I also wasn’t prepared for one of the community’s leading political “influencers” to summon me to his house one weekend morning weeks before election day. I was patronized, told I had run a good campaign for an outsider who didn’t really understand the community, but that my calls for transparency and community input needed to stop. We had one of the top school districts in the state, after all, and such discussions only made us look bad. I was then offered the carrot that if I took my foot off the campaign gas, and just let election day happen, there “might be a political future for me down the road.”
So when I look at my experiences and I look at the past six months of local school board activities in the news, I realize that none of this should surprise us. And I’m saddened that too few of us realize the importance of community voice, including classroom teachers, and the potential damage of the significant lack of sunlight on local public education.
We have a problem when local school boards want to make decisions about what is taught in community schools, but abhor having parents involved in the discussion. That problem is compounded when we publicly declare that parents — and voters — should have no say in local decisionmaking.
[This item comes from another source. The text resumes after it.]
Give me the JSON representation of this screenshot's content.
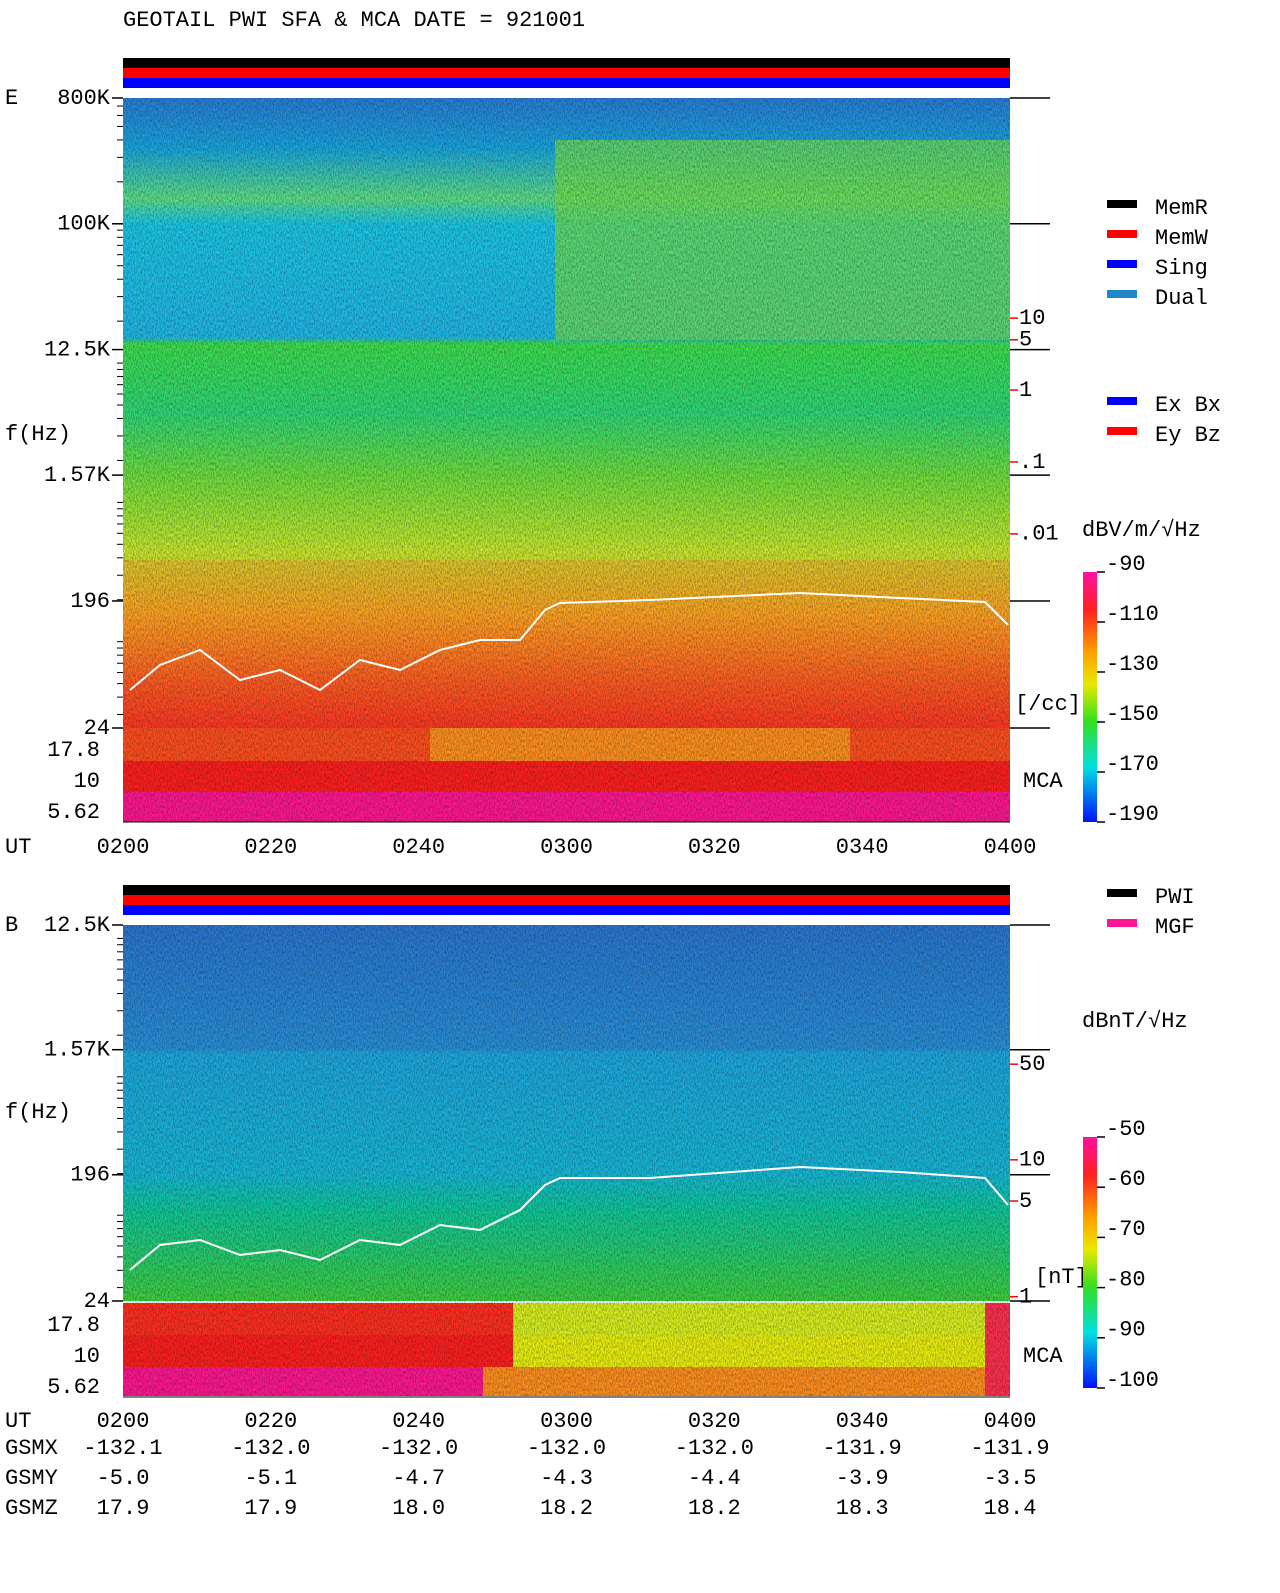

And it is doubly compounded when parents believe the only say available to them today is through vitriol and threats against local office holders.
We have a problem when local school boards seek to determine what books should be allowed on library shelves or in classroom collections, without hearing from the students, educators, and authors that are impacted.
We have a problem when the National School Boards Association — a group that I was once a proud member of — seeks the involvement of federal law enforcement to silence the First Amendment rights of concerned families and community members.
We have a problem when too few of us recognize that we have a problem. And we have a true crisis when we try to convince others that the problem we face is public engagement, transparency, and community involvement.
When I lost my 2018 campaign, I was immediately at peace with it. My wife (my campaign manager) and I ran the race for the right reasons, focused on the necessary issues, and put forward as noble a campaign as we could. My big regret comes in not continuing to advocate for these important issues. The need for transparency and public discourse should never go away. The need to reject backroom political dealings should never retreat.
If this canary had sung, he would have loudly advocated for parent voice, reminding elected officials that they are elected by the voters, are accountable to the voters, and need to hear from the voters. This is particularly true in local education politics, where the issues may seem small, but where the stakes are often enormous.
We shouldn’t be surprised that local school boards are often run like mini-fiefdoms, where only a handful of people have say and not sitting at the “cool kids” table is supposed to silence the majority. If we are going to entrust our local school boards with the care and education of our kids, we must demand that they hear us as they decide on the policies for our kids.
Local school boards shouldn’t just blindly follow what the community demands. But they need to be transparent, inclusive, and respectful in the information-gathering and decision-making process. Or they must be prepared to be voted out, replaced by others who see the value of community engagement.